L’Antitrust indica come “fondamentale che l’applicazione delle regole di concorrenza assicurino un level playing field per tutti i rivenditori che utilizzano i marketplace come luogo sempre più rilevante per lo svolgimento della propria attività commerciale, soprattutto nel contesto odierno, evitando la realizzazione di condotte discriminatorie che restringono la concorrenza“. 

Le sanzioni sono pari a 68,7 milioni di euro alle società del gruppo Amazon e 134,5 milioni di euro alle società del gruppo Apple.

L’autorità ha intimato a tali società di porre fine alle restrizioni, permettendo l’accesso ad Amazon.it ai rivenditori di prodotti Apple e Beats “genuini” in modo non discriminatorio.

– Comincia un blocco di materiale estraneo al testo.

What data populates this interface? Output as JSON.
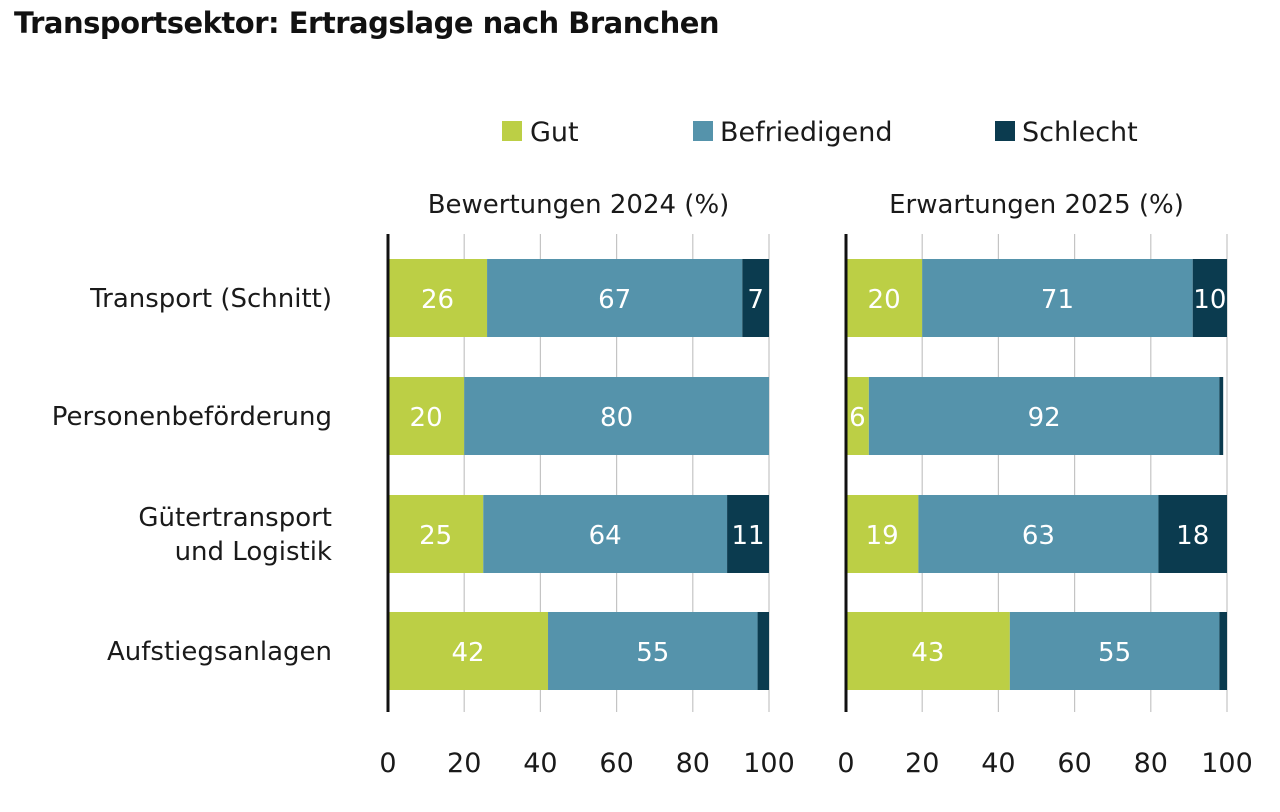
{
  "title": "Transportsektor: Ertragslage nach Branchen",
  "chart_data": {
    "type": "bar",
    "orientation": "horizontal",
    "stacked": true,
    "legend": [
      {
        "name": "Gut",
        "color": "#bccf45"
      },
      {
        "name": "Befriedigend",
        "color": "#5593ab"
      },
      {
        "name": "Schlecht",
        "color": "#0b3b4f"
      }
    ],
    "legend_position": "top",
    "categories": [
      "Transport (Schnitt)",
      "Personenbeförderung",
      "Gütertransport\nund Logistik",
      "Aufstiegsanlagen"
    ],
    "xlim": [
      0,
      100
    ],
    "xticks": [
      "0",
      "20",
      "40",
      "60",
      "80",
      "100"
    ],
    "grid": true,
    "panels": [
      {
        "title": "Bewertungen 2024 (%)",
        "series": [
          {
            "name": "Gut",
            "values": [
              26,
              20,
              25,
              42
            ]
          },
          {
            "name": "Befriedigend",
            "values": [
              67,
              80,
              64,
              55
            ]
          },
          {
            "name": "Schlecht",
            "values": [
              7,
              0,
              11,
              3
            ]
          }
        ],
        "labels": [
          [
            "26",
            "67",
            "7"
          ],
          [
            "20",
            "80",
            ""
          ],
          [
            "25",
            "64",
            "11"
          ],
          [
            "42",
            "55",
            ""
          ]
        ]
      },
      {
        "title": "Erwartungen 2025 (%)",
        "series": [
          {
            "name": "Gut",
            "values": [
              20,
              6,
              19,
              43
            ]
          },
          {
            "name": "Befriedigend",
            "values": [
              71,
              92,
              63,
              55
            ]
          },
          {
            "name": "Schlecht",
            "values": [
              10,
              1,
              18,
              2
            ]
          }
        ],
        "labels": [
          [
            "20",
            "71",
            "10"
          ],
          [
            "6",
            "92",
            ""
          ],
          [
            "19",
            "63",
            "18"
          ],
          [
            "43",
            "55",
            ""
          ]
        ]
      }
    ]
  }
}
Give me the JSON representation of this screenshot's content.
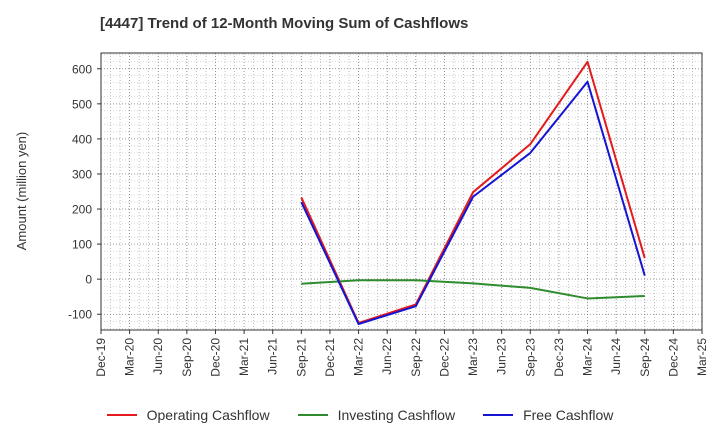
{
  "chart_data": {
    "type": "line",
    "title": "[4447]  Trend of 12-Month Moving Sum of Cashflows",
    "xlabel": "",
    "ylabel": "Amount (million yen)",
    "categories": [
      "Dec-19",
      "Mar-20",
      "Jun-20",
      "Sep-20",
      "Dec-20",
      "Mar-21",
      "Jun-21",
      "Sep-21",
      "Dec-21",
      "Mar-22",
      "Jun-22",
      "Sep-22",
      "Dec-22",
      "Mar-23",
      "Jun-23",
      "Sep-23",
      "Dec-23",
      "Mar-24",
      "Jun-24",
      "Sep-24",
      "Dec-24",
      "Mar-25"
    ],
    "yticks": [
      -100,
      0,
      100,
      200,
      300,
      400,
      500,
      600
    ],
    "ylim": [
      -145,
      645
    ],
    "grid": true,
    "legend_position": "bottom",
    "series": [
      {
        "name": "Operating Cashflow",
        "color": "#e41a1c",
        "values": [
          null,
          null,
          null,
          null,
          null,
          null,
          null,
          233,
          null,
          -125,
          null,
          -72,
          null,
          248,
          null,
          385,
          null,
          620,
          null,
          60,
          null,
          null
        ]
      },
      {
        "name": "Investing Cashflow",
        "color": "#2e8b2e",
        "values": [
          null,
          null,
          null,
          null,
          null,
          null,
          null,
          -13,
          null,
          -3,
          null,
          -3,
          null,
          -12,
          null,
          -25,
          null,
          -55,
          null,
          -48,
          null,
          null
        ]
      },
      {
        "name": "Free Cashflow",
        "color": "#1414d2",
        "values": [
          null,
          null,
          null,
          null,
          null,
          null,
          null,
          220,
          null,
          -128,
          null,
          -77,
          null,
          235,
          null,
          360,
          null,
          563,
          null,
          10,
          null,
          null
        ]
      }
    ]
  }
}
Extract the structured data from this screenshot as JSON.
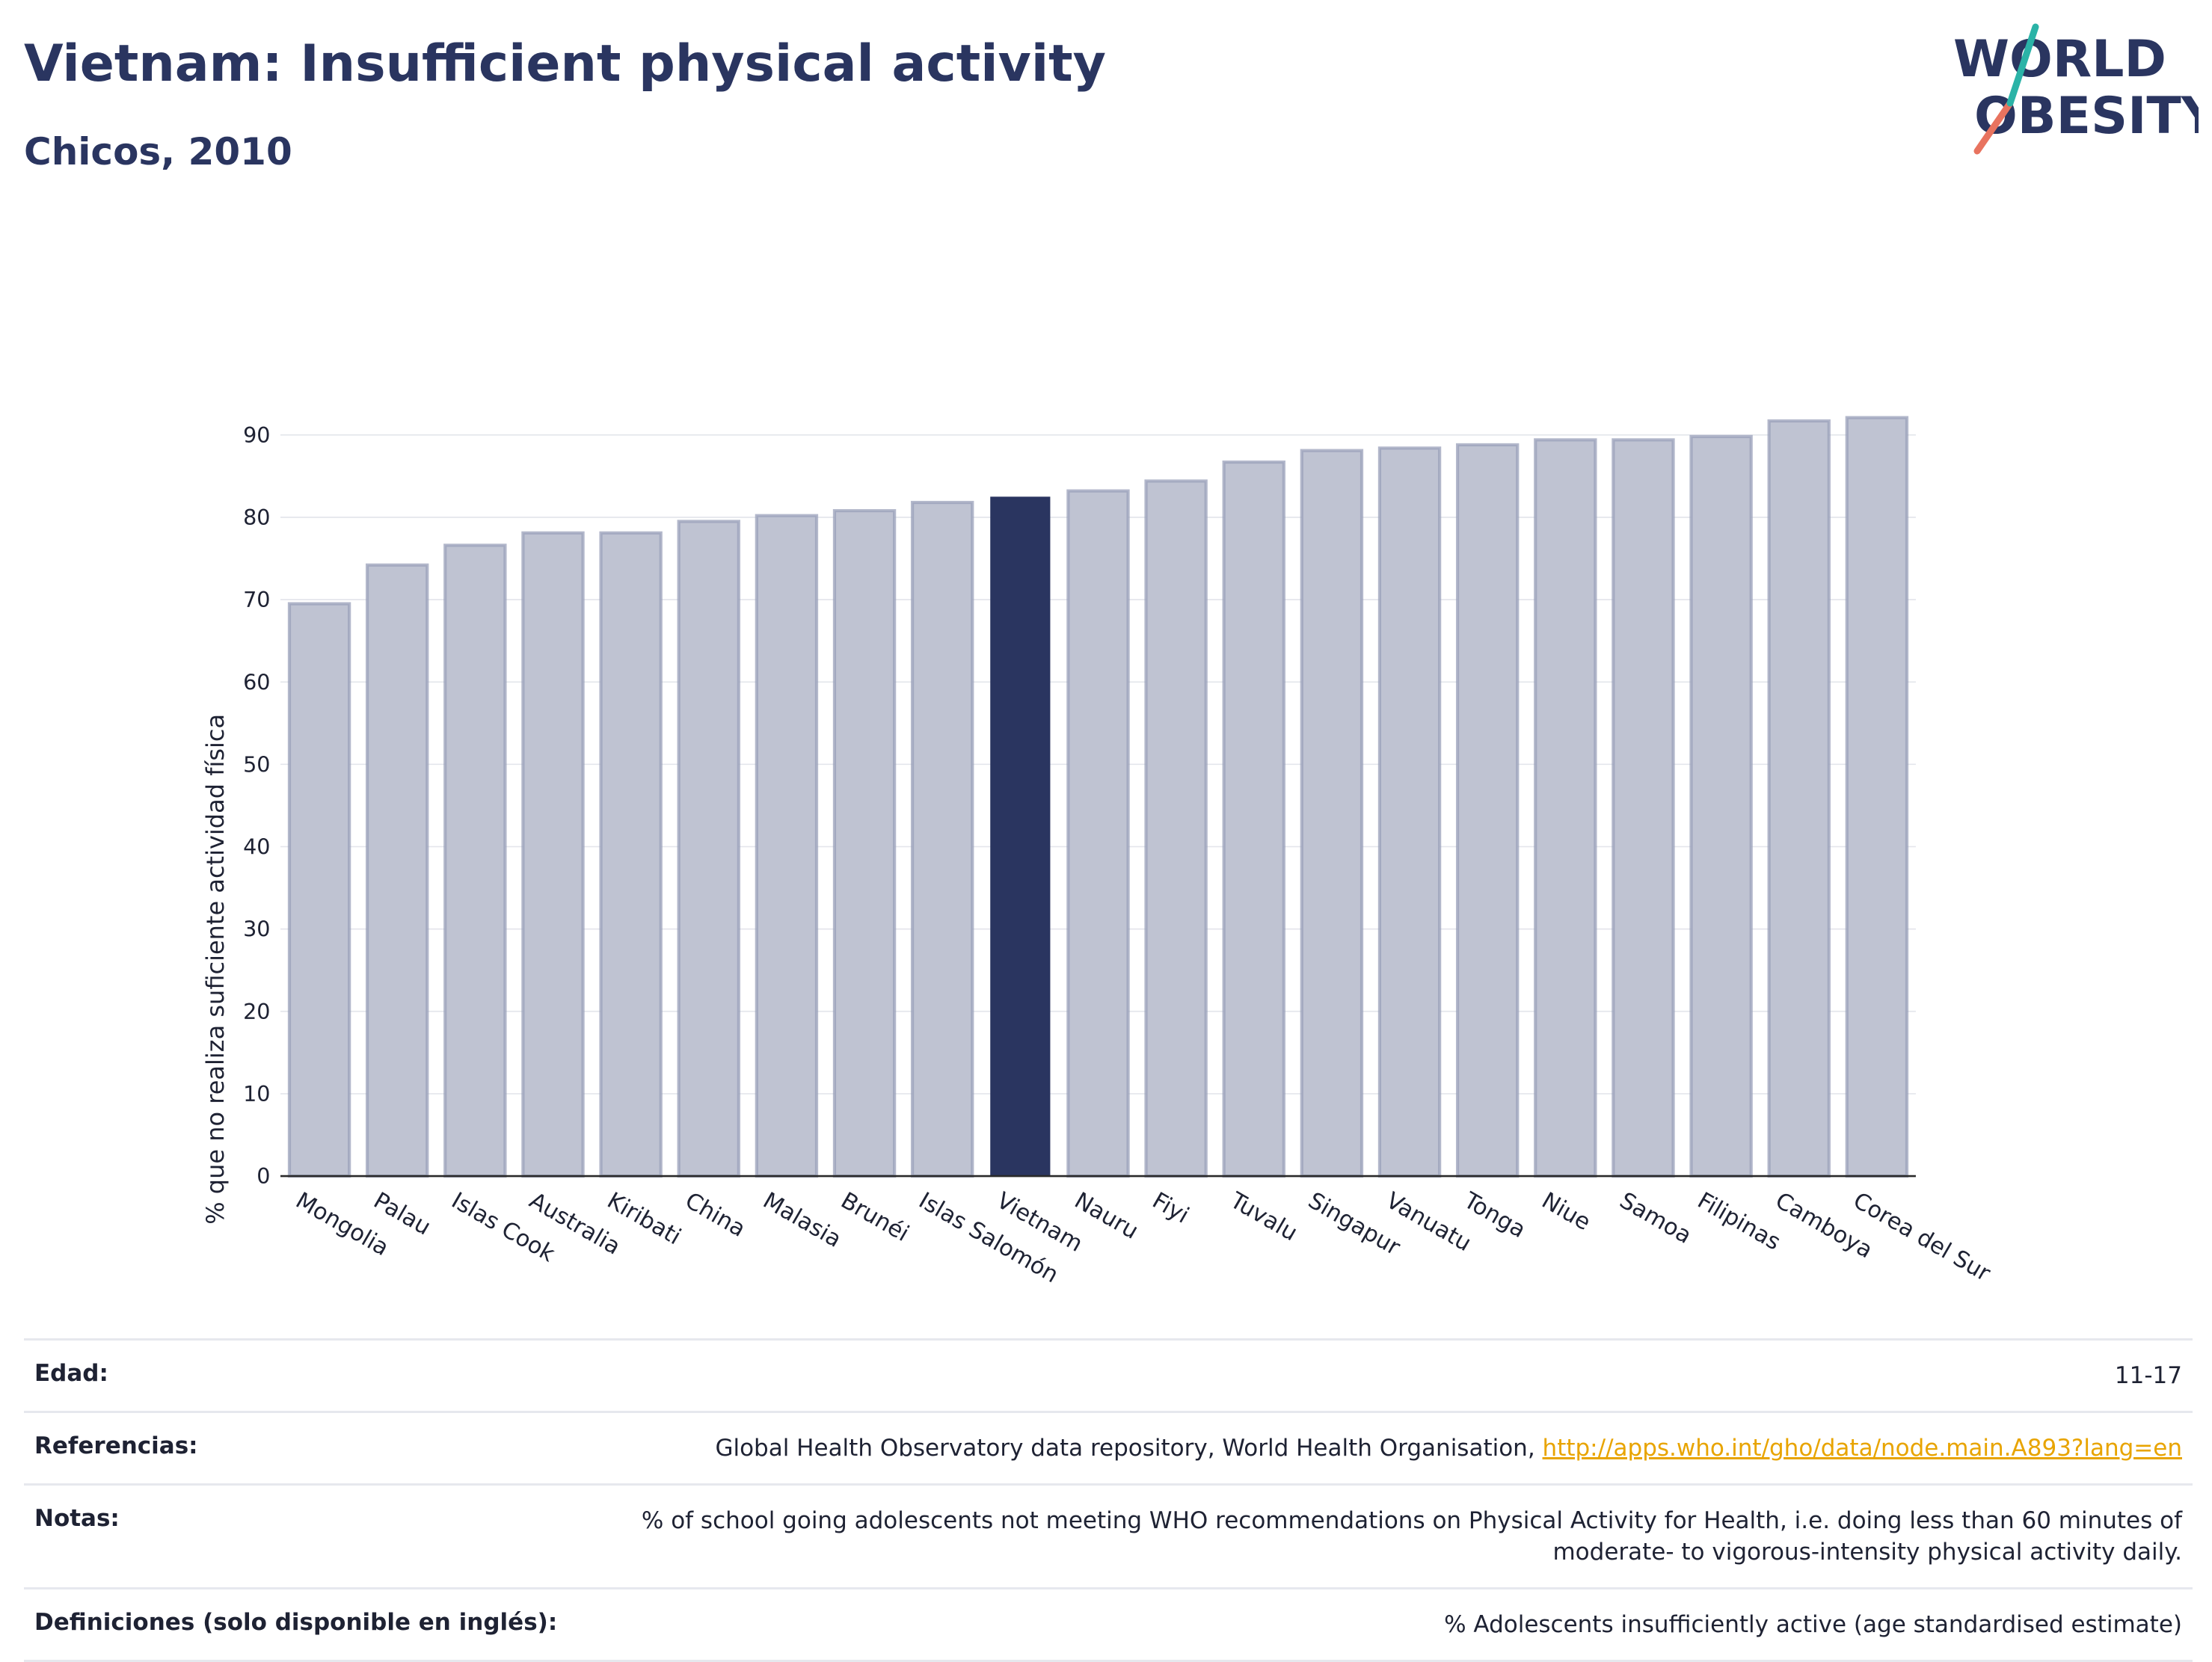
{
  "header": {
    "title": "Vietnam: Insufficient physical activity",
    "subtitle": "Chicos, 2010"
  },
  "logo": {
    "line1": "WORLD",
    "line2": "OBESITY"
  },
  "colors": {
    "bar": "#bfc3d2",
    "bar_outline": "#9aa0ba",
    "highlight": "#2a3560",
    "grid": "#e4e6ec",
    "axis": "#2a2a2a",
    "logo_teal": "#2bb3a7",
    "logo_coral": "#e8735f"
  },
  "chart_data": {
    "type": "bar",
    "title": "Vietnam: Insufficient physical activity",
    "subtitle": "Chicos, 2010",
    "xlabel": "",
    "ylabel": "% que no realiza suficiente actividad física",
    "ylim": [
      0,
      95
    ],
    "yticks": [
      0,
      10,
      20,
      30,
      40,
      50,
      60,
      70,
      80,
      90
    ],
    "grid": true,
    "highlight": "Vietnam",
    "categories": [
      "Mongolia",
      "Palau",
      "Islas Cook",
      "Australia",
      "Kiribati",
      "China",
      "Malasia",
      "Brunéi",
      "Islas Salomón",
      "Vietnam",
      "Nauru",
      "Fiyi",
      "Tuvalu",
      "Singapur",
      "Vanuatu",
      "Tonga",
      "Niue",
      "Samoa",
      "Filipinas",
      "Camboya",
      "Corea del Sur"
    ],
    "values": [
      69.5,
      74.2,
      76.6,
      78.1,
      78.1,
      79.5,
      80.2,
      80.8,
      81.8,
      82.5,
      83.2,
      84.4,
      86.7,
      88.1,
      88.4,
      88.8,
      89.4,
      89.4,
      89.8,
      91.7,
      92.1
    ]
  },
  "meta": {
    "rows": [
      {
        "label": "Edad:",
        "value": "11-17"
      },
      {
        "label": "Referencias:",
        "value": "Global Health Observatory data repository, World Health Organisation, ",
        "link": "http://apps.who.int/gho/data/node.main.A893?lang=en"
      },
      {
        "label": "Notas:",
        "value": "% of school going adolescents not meeting WHO recommendations on Physical Activity for Health, i.e. doing less than 60 minutes of moderate- to vigorous-intensity physical activity daily."
      },
      {
        "label": "Definiciones (solo disponible en inglés):",
        "value": "% Adolescents insufficiently active (age standardised estimate)"
      }
    ]
  }
}
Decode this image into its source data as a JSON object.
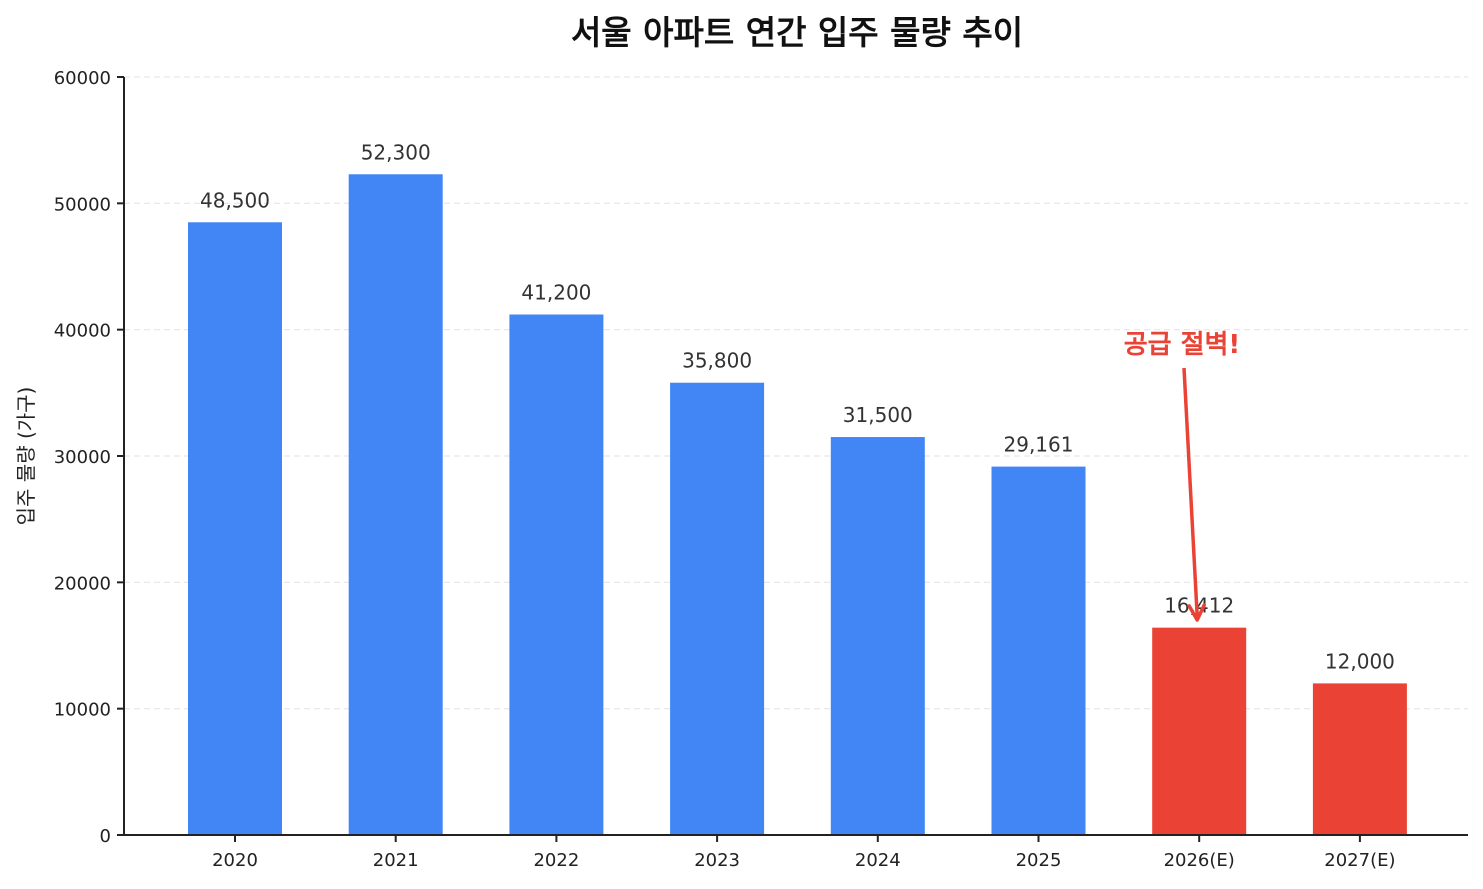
{
  "chart_data": {
    "type": "bar",
    "title": "서울 아파트 연간 입주 물량 추이",
    "xlabel": "",
    "ylabel": "입주 물량 (가구)",
    "categories": [
      "2020",
      "2021",
      "2022",
      "2023",
      "2024",
      "2025",
      "2026(E)",
      "2027(E)"
    ],
    "values": [
      48500,
      52300,
      41200,
      35800,
      31500,
      29161,
      16412,
      12000
    ],
    "value_labels": [
      "48,500",
      "52,300",
      "41,200",
      "35,800",
      "31,500",
      "29,161",
      "16,412",
      "12,000"
    ],
    "bar_colors": [
      "#4285F4",
      "#4285F4",
      "#4285F4",
      "#4285F4",
      "#4285F4",
      "#4285F4",
      "#EA4335",
      "#EA4335"
    ],
    "ylim": [
      0,
      60000
    ],
    "yticks": [
      0,
      10000,
      20000,
      30000,
      40000,
      50000,
      60000
    ],
    "ytick_labels": [
      "0",
      "10000",
      "20000",
      "30000",
      "40000",
      "50000",
      "60000"
    ],
    "grid": {
      "y": true,
      "style": "dashed",
      "color": "#e6e6e6"
    },
    "legend": null,
    "annotations": [
      {
        "text": "공급 절벽!",
        "target_category": "2026(E)",
        "color": "#EA4335",
        "arrow": true
      }
    ]
  },
  "colors": {
    "actual": "#4285F4",
    "estimate": "#EA4335",
    "annotation": "#EA4335",
    "axis": "#222222",
    "label_text": "#333333"
  }
}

Il Codacons plaude alla multa inflitta dall’Antitrust. «Qualsiasi limitazione all’accesso di operatori sulle piattaforme di e-commerce rappresenta un danno per i consumatori ed in tal senso riteniamo importante la sanzione elevata oggi dall’Antitrust – spiega il presidente dell’associazione, Carlo Rienzi. – Le restrizioni imposte ai venditori di prodotti Apple da un lato limitavano la scelta per gli acquirenti, dall’altro riducevano la possibilità di sconti e bloccavano la concorrenza tra operatori, contribuendo a mantenere elevati i prezzi dei prodotti al pubblico. Considerato il crescente ricorso degli italiani all’e-commerce per i propri acquisti specie in campo di elettronica e hi-tech, non è più pensabile che sui siti di shopping online vi siano condizioni, limiti e clausole contrarie alla concorrenza, perché queste si traducono in un danno diretto per la categoria dei consumatori».